MPAA lowers Bully rating

MUMBAI: Weeks after the film was embroiled in controversy that was to its own making, the MPAA has lowered the rating of Lee Hirsch‘s documentary Bully from an R to a PG-13, it is understood.
The decision came after three uses of the "f-word" were removed from the film. However, the scene that has been amid the controversy - the one that shows teen Alex Libby being bullied and harassed on a bus-has been left untouched and unedited.
The MPAA is also allowing the film to be released with the new rating before 90 days, which is the length of time their policy states a film must wait to be in theaters after a rating change "to avoid confusion or inconvenience for moviegoers."

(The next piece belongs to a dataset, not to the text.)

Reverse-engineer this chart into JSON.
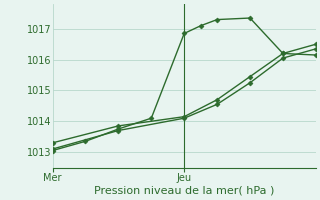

Now, Bully‘s release will expand to 55 markets on 13 April with its new rating. It had opened last weekend in New York and Los Angeles without the MPAA rating.

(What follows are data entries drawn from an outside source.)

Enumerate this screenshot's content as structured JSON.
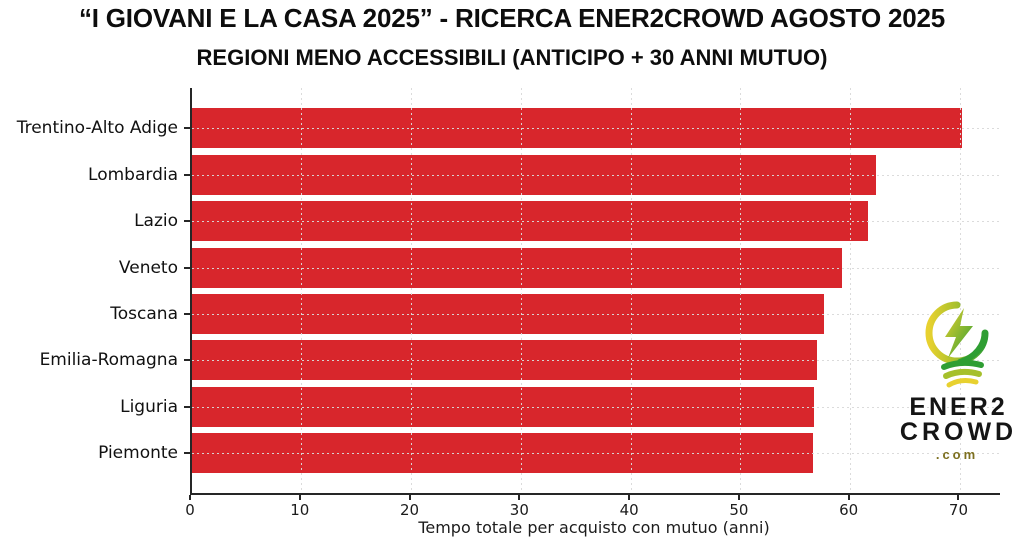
{
  "header": {
    "title": "“I GIOVANI E LA CASA 2025” - RICERCA ENER2CROWD AGOSTO 2025",
    "subtitle": "REGIONI MENO ACCESSIBILI (ANTICIPO + 30 ANNI MUTUO)"
  },
  "chart_data": {
    "type": "bar",
    "orientation": "horizontal",
    "title": "REGIONI MENO ACCESSIBILI (ANTICIPO + 30 ANNI MUTUO)",
    "categories": [
      "Trentino-Alto Adige",
      "Lombardia",
      "Lazio",
      "Veneto",
      "Toscana",
      "Emilia-Romagna",
      "Liguria",
      "Piemonte"
    ],
    "values": [
      70.1,
      62.3,
      61.6,
      59.2,
      57.6,
      56.9,
      56.7,
      56.6
    ],
    "xlabel": "Tempo totale per acquisto con mutuo (anni)",
    "xticks": [
      0,
      10,
      20,
      30,
      40,
      50,
      60,
      70
    ],
    "xlim": [
      0,
      73.6
    ],
    "bar_color": "#d8262c",
    "grid": {
      "style": "dashed",
      "color": "#d9d9d9",
      "on": true
    },
    "axis_color": "#262626",
    "legend": "none"
  },
  "logo": {
    "line1": "ENER2",
    "line2": "CROWD",
    "line3": ".com",
    "colors": {
      "yellow": "#e8d12f",
      "yellow_green": "#a6c02c",
      "green": "#2f9e33",
      "text": "#151515",
      "com": "#7d7020"
    }
  }
}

The new rating also grants the schools, organizations and cities the opportunity to share the film as an educational tool.
Weinstein Co. had appealed the "R" earlier this year and sought a less-restrictive rating, but the MPAA refused to budge. Director Lee Hirsch could edit out the objectionable words, but has declined to make changes arguing the language is essential to the story.
The Weinstein Co. has decided to release the documentary without a US film rating after failing to persuade the Motion Picture Association of America to change to one that is less restrictive.
The MPAA, which represents Hollywood‘s major movie studios in governmental matters, rates films for content such as sex, violence and language to give audiences an idea of what will be in the movies they see.